For some optimizers, analyzing the distribution of LLH's is not useful at all
Some optimizers return covariance matrices, Hessians, etc. which we should keep for each event
- Some of these are useful, some apparently are less so... but we should keep them around in either case
E.g. MultiNest can return some of its own posterior analysis stats, but has still been useful to do our own

Input, output data and storage

via i3cols, easy to divide up events arbitrarily and populate the same output array from multiple processes (so long as the output array isn't created ~simultaneously by multiple workers)
Extract events from i3 files once, and then we can rsync only the data needed for performing recos (any existing reco(s) that priors are based upon, the pulse series used, ...?)
Define numpy dtypes of all things that will be written ahead of time (except e.g. JSON outputs), such that properly memory-mapped array(s) can be initialized on disk for a set of events at the outset
- "Global" metadata about reco (i.e., information that pertains to all reconstructed events in the column)

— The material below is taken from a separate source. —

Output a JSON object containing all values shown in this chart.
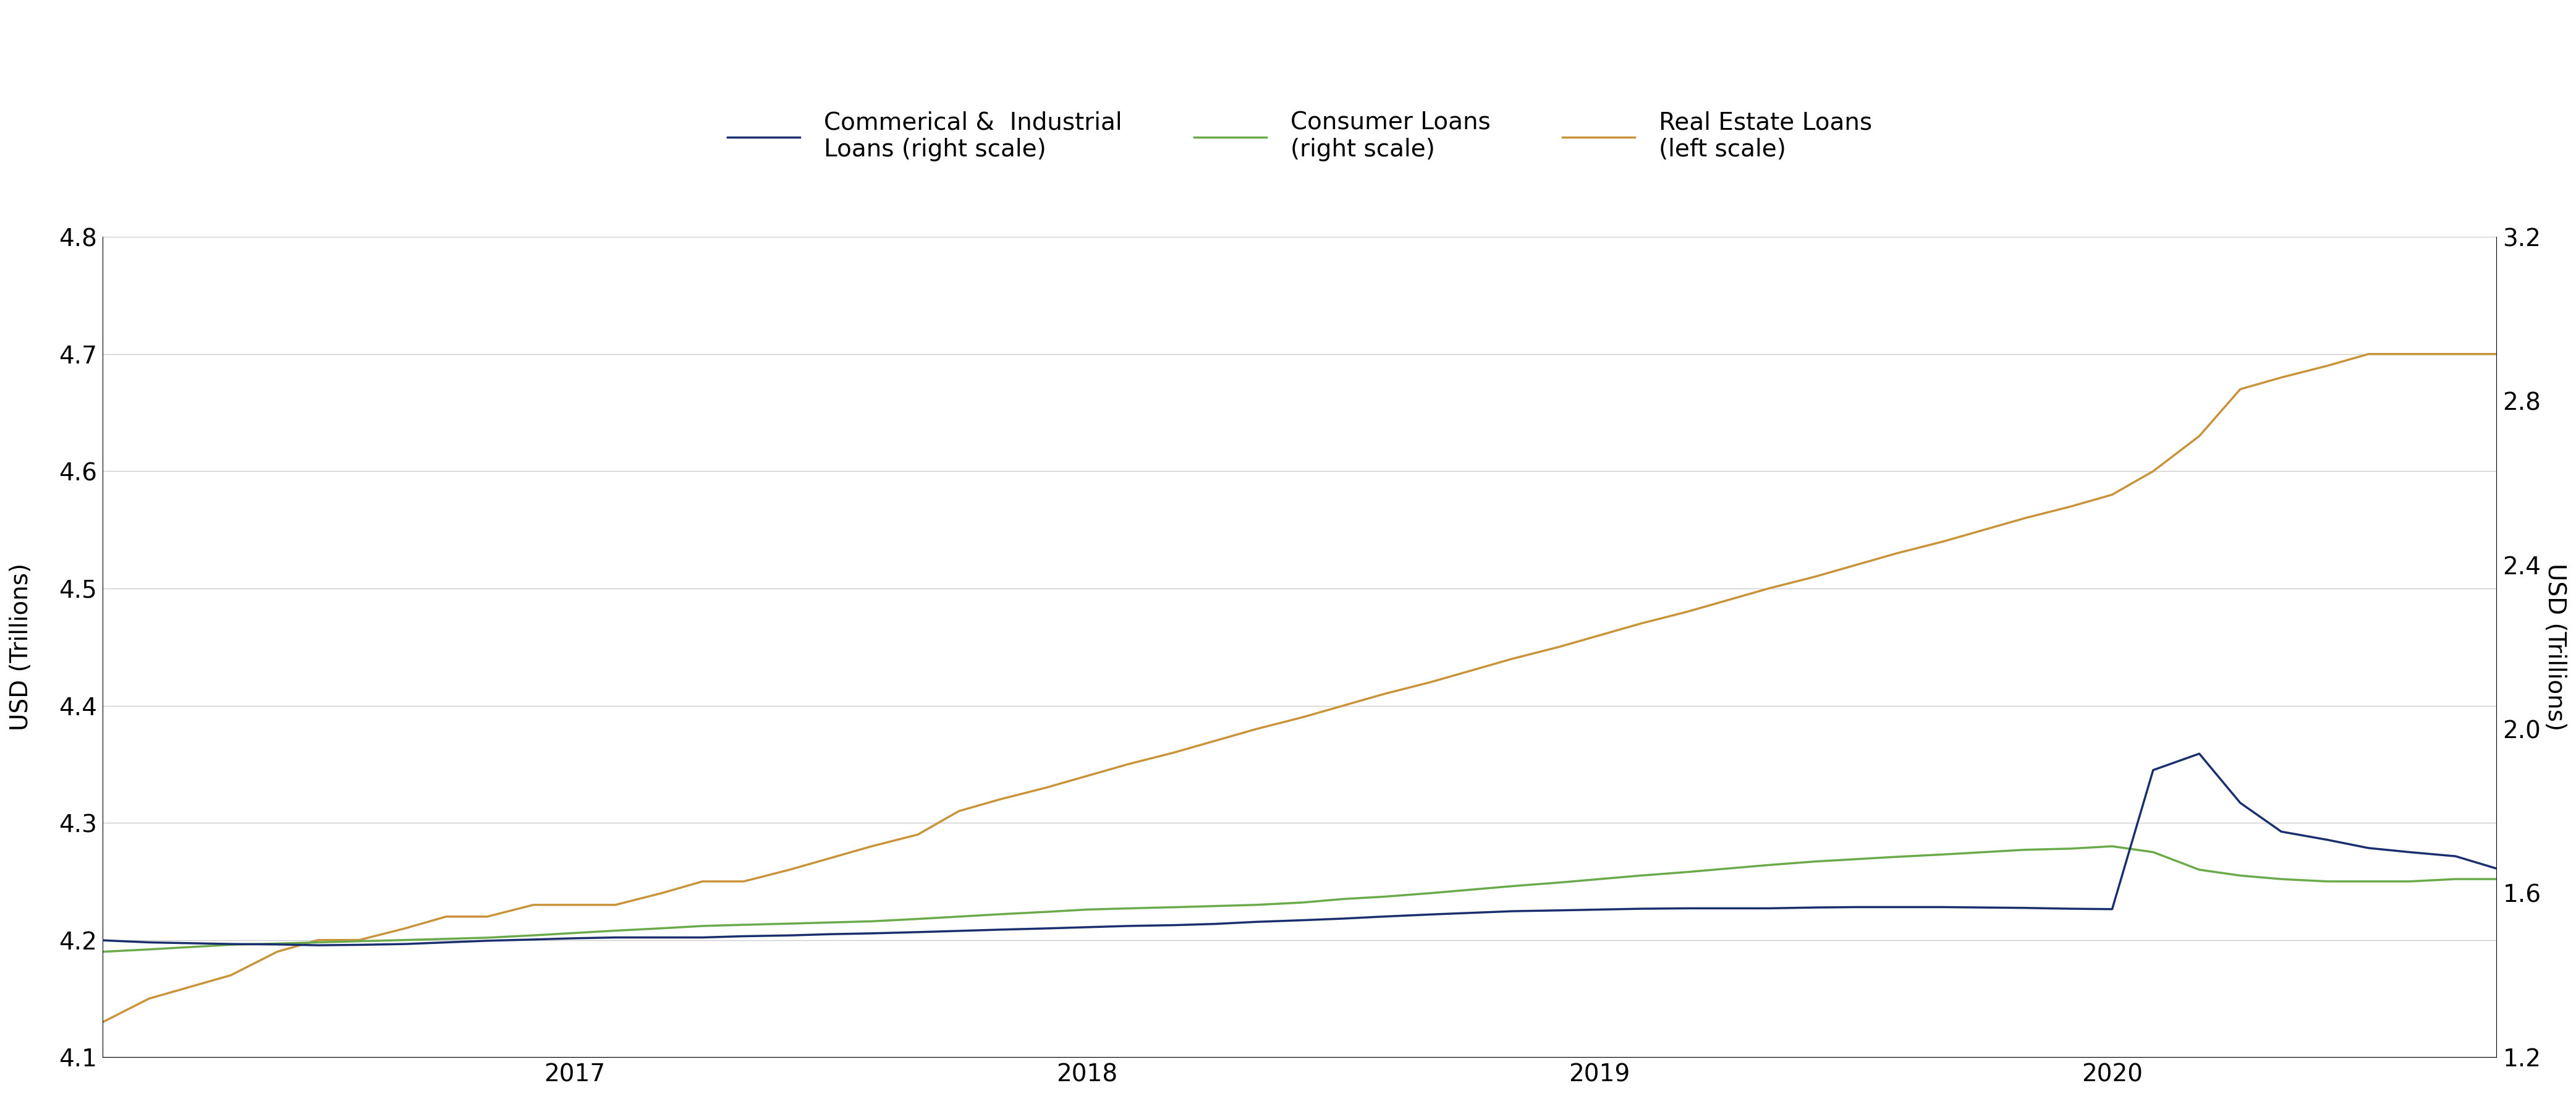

  - What is the "generic" priors specification used?
    - e.g.: "shape A and relative to X reco if it is present, else shape B relative to Y reco if it is present, else shape C defined in absolute coordinates"
  - What optimizer was used?
  - What "global" settings were used for that optimizer (specify even "defaults," as sometimes those are changed over time)

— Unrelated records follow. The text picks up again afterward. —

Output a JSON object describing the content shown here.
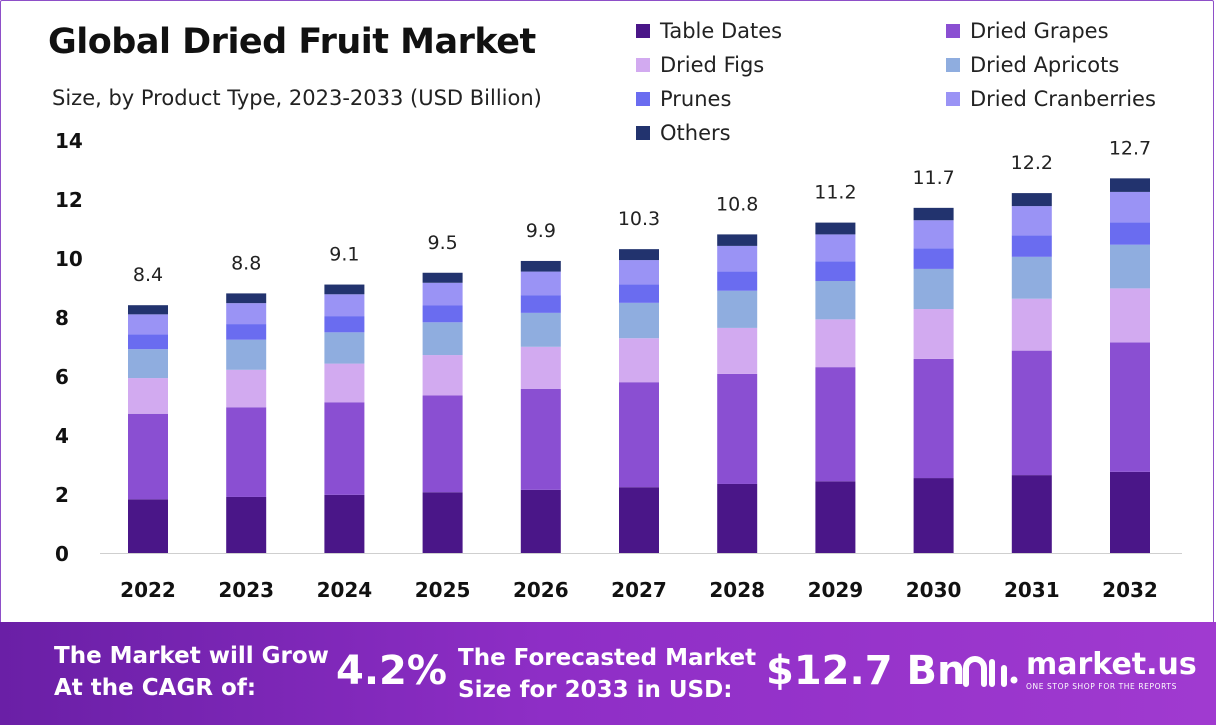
{
  "header": {
    "title": "Global Dried Fruit Market",
    "subtitle": "Size, by Product Type, 2023-2033 (USD Billion)"
  },
  "chart_data": {
    "type": "bar",
    "stacked": true,
    "categories": [
      "2022",
      "2023",
      "2024",
      "2025",
      "2026",
      "2027",
      "2028",
      "2029",
      "2030",
      "2031",
      "2032"
    ],
    "totals": [
      "8.4",
      "8.8",
      "9.1",
      "9.5",
      "9.9",
      "10.3",
      "10.8",
      "11.2",
      "11.7",
      "12.2",
      "12.7"
    ],
    "ylim": [
      0,
      14
    ],
    "yticks": [
      0,
      2,
      4,
      6,
      8,
      10,
      12,
      14
    ],
    "legend_position": "top-right",
    "grid": false,
    "series": [
      {
        "name": "Table Dates",
        "color": "#4a1688",
        "values": [
          1.82,
          1.9,
          1.97,
          2.06,
          2.14,
          2.23,
          2.34,
          2.43,
          2.54,
          2.64,
          2.75
        ]
      },
      {
        "name": "Dried Grapes",
        "color": "#8a4fd2",
        "values": [
          2.9,
          3.04,
          3.14,
          3.28,
          3.42,
          3.56,
          3.73,
          3.87,
          4.04,
          4.22,
          4.39
        ]
      },
      {
        "name": "Dried Figs",
        "color": "#d2aaf0",
        "values": [
          1.21,
          1.27,
          1.31,
          1.37,
          1.43,
          1.49,
          1.56,
          1.62,
          1.69,
          1.76,
          1.83
        ]
      },
      {
        "name": "Dried Apricots",
        "color": "#8faddf",
        "values": [
          0.98,
          1.02,
          1.06,
          1.11,
          1.15,
          1.2,
          1.26,
          1.3,
          1.36,
          1.42,
          1.48
        ]
      },
      {
        "name": "Prunes",
        "color": "#6a6cf0",
        "values": [
          0.5,
          0.53,
          0.55,
          0.57,
          0.6,
          0.62,
          0.65,
          0.67,
          0.7,
          0.73,
          0.76
        ]
      },
      {
        "name": "Dried Cranberries",
        "color": "#9a93f5",
        "values": [
          0.68,
          0.71,
          0.74,
          0.77,
          0.8,
          0.83,
          0.87,
          0.91,
          0.95,
          0.99,
          1.03
        ]
      },
      {
        "name": "Others",
        "color": "#22336e",
        "values": [
          0.31,
          0.33,
          0.33,
          0.34,
          0.36,
          0.37,
          0.39,
          0.4,
          0.42,
          0.44,
          0.46
        ]
      }
    ]
  },
  "footer": {
    "cagr_label_line1": "The Market will Grow",
    "cagr_label_line2": "At the CAGR of:",
    "cagr_value": "4.2%",
    "forecast_label_line1": "The Forecasted Market",
    "forecast_label_line2": "Size for 2033 in USD:",
    "forecast_value": "$12.7 Bn",
    "brand_name": "market.us",
    "brand_tagline": "ONE STOP SHOP FOR THE REPORTS"
  }
}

  - What are all relevant software versions used?
    - Python
    - numpy
    - numba
    - llvmlite
    - freeDOM
    - optimizer
  - What host(s) were recos run on?
    - What CPU make/model is used?
    - OS
  - What "global" LLH setup is used?
    - Identifier for how LLH is obtained
      - Leave it general enough that we could say "tables"?
      - Which NN model(s) were used?
        
        Is there a good way to summarize these?
        
        Can we start building a "library" of models, so we can uniquely identify them (and not just rely on file names)?
      - LLH's evaluated on CPU(s) or GPU(s)?
      - What CPU architecture? (always record)
      - What GPU architecture(s), CUDA versions, etc? (only record if running NN's on GPU)
      - It's possible that some events will be reco'd with GPU and others CPU, which seems onerous to record per-event, but until we know the results are identical for both, we might want to make this stored per-event
      - etc.
- Per-event metadata
  - Number of LLH evaluations
  - Optimizer run time
  - Optimizer-specific metadata
    - Number of steps taken
    - Convergence criteria
    - ...
- Posterior analysis / fit information
  - some will be optimizer specific
  - See discussion above
- i3cols does not yet support--but should support--writing metadata about a column. This would allow everything that's common about how the reco was set up and run to be recorded just once, and not repeated in the fields of each event's reco (which would be extremely inefficient and too slow)
  - There should always be universal metadata that applies to all events
  - There might also be some metadata that applies to some subset of the events, and metadata that applies to a bunch of other events. How should we handle this?